O livro é uma análise do estereótipo da feminilidade e sua influência negativa na luta pela liberdade da mulher no período oitocentista, com foco na forma com que a indumentária o reproduzia, e até mesmo o facilitava e reforçava. A autora traz estudos concisos acerca da história da moda, onde a forte presença do patriarcado no vestuário feminino – sendo sua consolidação o sucesso do estilista e costureiro de haute couture Charles Worth – teria frizado ainda mais a submissão do “sexo frágil”, onde a roupa trazia a mulher como uma vitrina do poder aquisitivo do homem (objetificação feminina), atuando ainda como objeto de admiração e fetiche masculinos.
“[…] o corpo feminino desnudo não possui mais encantos do que o corpo vestido; afinal, a roupagem tem o poder de transformar-lo no corpo idealizado.

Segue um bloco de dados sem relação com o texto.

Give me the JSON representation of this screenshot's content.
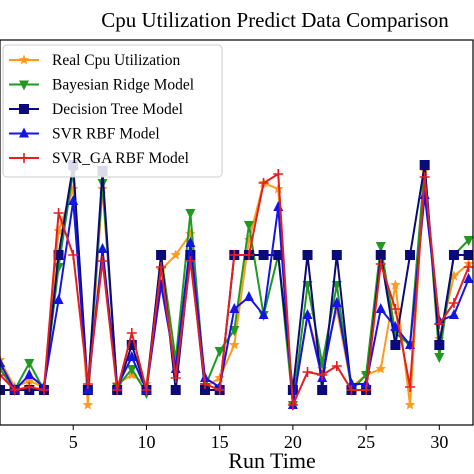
{
  "chart_data": {
    "type": "line",
    "title": "Cpu Utilization Predict Data Comparison",
    "xlabel": "Run Time",
    "ylabel": "",
    "xlim": [
      0,
      32.3
    ],
    "ylim": [
      0.0,
      1.0
    ],
    "xticks": [
      5,
      10,
      15,
      20,
      25,
      30
    ],
    "legend_position": "top-left",
    "x": [
      0,
      1,
      2,
      3,
      4,
      5,
      6,
      7,
      8,
      9,
      10,
      11,
      12,
      13,
      14,
      15,
      16,
      17,
      18,
      19,
      20,
      21,
      22,
      23,
      24,
      25,
      26,
      27,
      28,
      29,
      30,
      31,
      32
    ],
    "series": [
      {
        "name": "Real Cpu Utilization",
        "color": "#ff9a1f",
        "marker": "star",
        "values": [
          0.15,
          0.06,
          0.08,
          0.06,
          0.58,
          0.72,
          0.0,
          0.72,
          0.07,
          0.1,
          0.07,
          0.45,
          0.5,
          0.57,
          0.06,
          0.09,
          0.2,
          0.55,
          0.74,
          0.72,
          0.0,
          0.3,
          0.12,
          0.32,
          0.06,
          0.1,
          0.12,
          0.4,
          0.0,
          0.78,
          0.22,
          0.43,
          0.47
        ]
      },
      {
        "name": "Bayesian Ridge Model",
        "color": "#1f9a1f",
        "marker": "triangle-down",
        "values": [
          0.12,
          0.05,
          0.14,
          0.05,
          0.46,
          0.78,
          0.05,
          0.74,
          0.06,
          0.12,
          0.04,
          0.5,
          0.15,
          0.64,
          0.06,
          0.18,
          0.25,
          0.6,
          0.3,
          0.5,
          0.0,
          0.4,
          0.14,
          0.4,
          0.05,
          0.1,
          0.53,
          0.24,
          0.2,
          0.8,
          0.16,
          0.5,
          0.55
        ]
      },
      {
        "name": "Decision Tree Model",
        "color": "#0a0a78",
        "marker": "square",
        "values": [
          0.05,
          0.05,
          0.05,
          0.05,
          0.5,
          0.8,
          0.05,
          0.78,
          0.05,
          0.2,
          0.05,
          0.5,
          0.05,
          0.5,
          0.05,
          0.05,
          0.5,
          0.5,
          0.5,
          0.5,
          0.05,
          0.5,
          0.05,
          0.5,
          0.05,
          0.05,
          0.5,
          0.2,
          0.5,
          0.8,
          0.2,
          0.5,
          0.5
        ]
      },
      {
        "name": "SVR RBF Model",
        "color": "#1414e6",
        "marker": "triangle-up",
        "values": [
          0.14,
          0.05,
          0.1,
          0.06,
          0.35,
          0.68,
          0.05,
          0.52,
          0.06,
          0.16,
          0.05,
          0.4,
          0.12,
          0.54,
          0.09,
          0.06,
          0.32,
          0.36,
          0.3,
          0.66,
          0.0,
          0.3,
          0.09,
          0.34,
          0.07,
          0.07,
          0.32,
          0.26,
          0.2,
          0.7,
          0.28,
          0.3,
          0.42
        ]
      },
      {
        "name": "SVR_GA RBF Model",
        "color": "#e61e1e",
        "marker": "plus",
        "values": [
          0.1,
          0.05,
          0.06,
          0.05,
          0.64,
          0.5,
          0.07,
          0.48,
          0.05,
          0.24,
          0.05,
          0.46,
          0.09,
          0.48,
          0.07,
          0.05,
          0.5,
          0.5,
          0.74,
          0.77,
          0.0,
          0.11,
          0.1,
          0.13,
          0.05,
          0.05,
          0.47,
          0.32,
          0.06,
          0.76,
          0.27,
          0.34,
          0.46
        ]
      }
    ]
  }
}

É como se o corpo, separado da roupa, estivesse incompleto, inacabado.” (pág.76)
“[…] quem vestia os trajes sedutores que destacavam as nádegas eram justamente damas polidas e recatadas. Isso era uma inconfluência, pois eram antes ar o corpo de uma dama de moral e pudor tão vigiados gera um desencontro de lógica.“ (pág.85)
A pesquisa feita por Maria Alice Ximenes é completa e direta, atuando como uma excelente ferramenta de entendimento e questionamento acerca da moda como objeto de repressão, sexualização e clausura da mulher no século XIX, quando era determinado que ser dona de casa, cuidar dos filhos e se manter ociosa era o ideal. O corpo feminino era algo desejado e atraente, sendo moldado com corseletes, crinolinas e anquinhas para se encaixar no imaginário de corpo perfeito dos homens da época. Ainda, é interessante destacar que seu estudo acerca da imagem da mulher na sociedade machista e patriarcal é dividida em 3 visões: a do homem comum, indivíduo a quem deve submissão, a do homem que a reproduz com base em seu imaginário, artistas, e a do homem que redesenha essa estética com ferramentas de modelagem, o estilista e costureiro, ou seja, quem trás à realidade o que foi idealizado nas pinturas.
Foi uma leitura enriquecedora e muito informativa, sendo um meio de indagar-se e refletir sobre a moda como ferramenta sociopolítica e cultural. Também achei super interessante o grande paradoxo envolvendo o vestir-se da mulher oitocentista, onde a roupa pode tanto aprisionar o corpo quanto revelar um desejo, um ideal sobre ele.